Trade names: Bisco-Magaldrat (D), Gastripan (D), Glysan (D), Magastron (S), Marax (D), Riopan (D, A, CH), Magaldrat-ratiopharm chewable tablets (D) and others

Web links

  • Patent EP0154114 : Method for preparing magaldrate. Registered on January 12, 1985 , published on September 11, 1985 , applicant: Giulini Chemie , inventor: Klaus Schanz.

literature

  • European Pharmacopoeia Commission (Ed.): EUROPEAN PHARMACOPOE 5TH EDITION . tape 5.0-5.8 , 2006.
  • Ernst Mutschler et al .: Mutschler - drug effects textbook of pharmacology and toxicology . 9th edition. Scientific Verlagsgesellschaft, Stuttgart 2008, ISBN 978-3-8047-1952-1 .
  • Franz v. Bruchhausen (Editor), Siegfried Ebel (Editor), Eberhard Hackenthal (Editor), Ulrike Holzgrabe (Editor): Hager's Handbuch der Pharmazeutischen Praxis: sequence Volume 5: L-Z substances . Springer, ISBN 3-540-62646-8 .
  • Hermann J. Roth: Medicinal Chemistry: Targets and Drugs; 157 tables . German Apotheker-Verlag, Stuttgart 2005, ISBN 3-7692-3483-9 .
  • Dieter Strauss: Chemistry for pharmaceutical practice: textbook and reference work . German Apotheker-Verlag, Stuttgart 2000, ISBN 3-7692-2606-2 .
  • Bert Ehgartner: Dirty little secret - the aluminum files , Verlag Ennsthaler 2012, ISBN 3-85068-894-1 .

Individual evidence

  1. a b c European Pharmacopoeia Commission (Ed.): EUROPÄISCHE PHARMACOPÖE 5th EDITION . tape 5.0-5.8 , 2006.
  2. Template: CL Inventory / not harmonized There is not yet a harmonized classification for this substance . A labeling of Aluminum magnesium hydroxide sulfate (Al5Mg10 (OH) 31 (SO4) 2), hydrate in the Classification and Labeling Inventory of the European Chemicals Agency (ECHA), accessed on July 7, 2020, is reproduced from a self-classification by the distributor .
  3. a b c d e f Sample text of the specialist information for Magaldrat of the Federal Institute for Drugs and Medical Devices (BfArM), as of October 2003.
  4. Pharmavista interaction database .
  5. W. Forth, D. Henschler, W. Rummel: General and special pharmacology and toxicology . 9th edition. URBAN & FISCHER, Munich 2005, ISBN 3-437-42521-8 .
  6. Entry on gastric juice.
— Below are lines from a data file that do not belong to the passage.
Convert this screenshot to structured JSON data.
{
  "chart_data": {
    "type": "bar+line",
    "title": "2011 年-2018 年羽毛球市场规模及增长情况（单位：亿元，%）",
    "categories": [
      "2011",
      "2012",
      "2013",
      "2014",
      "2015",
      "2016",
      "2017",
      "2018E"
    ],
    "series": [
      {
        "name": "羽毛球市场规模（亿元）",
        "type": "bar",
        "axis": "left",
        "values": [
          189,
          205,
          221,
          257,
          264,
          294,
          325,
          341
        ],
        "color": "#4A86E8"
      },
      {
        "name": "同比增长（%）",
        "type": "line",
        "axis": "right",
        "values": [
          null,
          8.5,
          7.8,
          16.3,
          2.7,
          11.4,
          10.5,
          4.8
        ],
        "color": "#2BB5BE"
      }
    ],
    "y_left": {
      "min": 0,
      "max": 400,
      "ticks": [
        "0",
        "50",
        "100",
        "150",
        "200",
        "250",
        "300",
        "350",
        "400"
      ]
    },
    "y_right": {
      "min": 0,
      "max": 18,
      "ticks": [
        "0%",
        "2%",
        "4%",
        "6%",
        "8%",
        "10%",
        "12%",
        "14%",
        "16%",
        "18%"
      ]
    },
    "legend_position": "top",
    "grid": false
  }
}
In: Römpp Online . Georg Thieme Verlag, accessed on June 5, 2014.
  7. ^ S. Breton: The cellular physiology of carbonic anhydrases . In: JOP: Journal of the Pancreas . tape 2 , 4 Suppl, June 2001, pp. 159-164 , PMID 11875253 ( HTML full text [accessed 12 February 2011]).
  8. P. Hescheler (ed.); Speckmann Deetjen: Physiology . Urban & Fischer in Elsevier, Munich 2006, ISBN 978-3-437-44440-1 , pp. 591-632.
  9. Philip R. Debruyne, Erik A. Bruyneel, Xuedong Li, Amazia Zimber, Christian Gespach, Marc M. Mareel: The role of bile acids in carcinogenesis . In: Mutation Research / Fundamental and Molecular Mechanisms of Mutagenesis . tape 480-481 , August 1, 2001, pp. 359-369 , doi : 10.1016 / S0027-5107 (01) 00195-6 , PMID 11506828 .
  10. C. Baur et al .: Neutralizing capacity, pepsin inactivation and binding to bile acids and lysolecithin of the antacid magaldrate Arzneimittelforschung 1981; 31 (3): 504-7, PMID 6784737 .
  11. LE. Borella et al .: Cytoprotective and antiulcer activities of the antacid magaldrate in the rat. Drug Research 1989 Jul; 39 (7): 786-9, PMID 2783181 .
  12. Patent US2923660 : Process for the preparation of magnesium aluminate hydrate, and therapeutic agents so produced. Applied on July 17, 1956 , published on February 2, 1960 , applicant: Byk Gulden Lomberg Chem. Fab., Inventor: Gunther Hallmann.
  13. Technical information Riopan gastric tablets, as of December 2014.
  14. Dr. Kade buys Riopan and Faktu . Apotheke adhoc, March 28, 2013.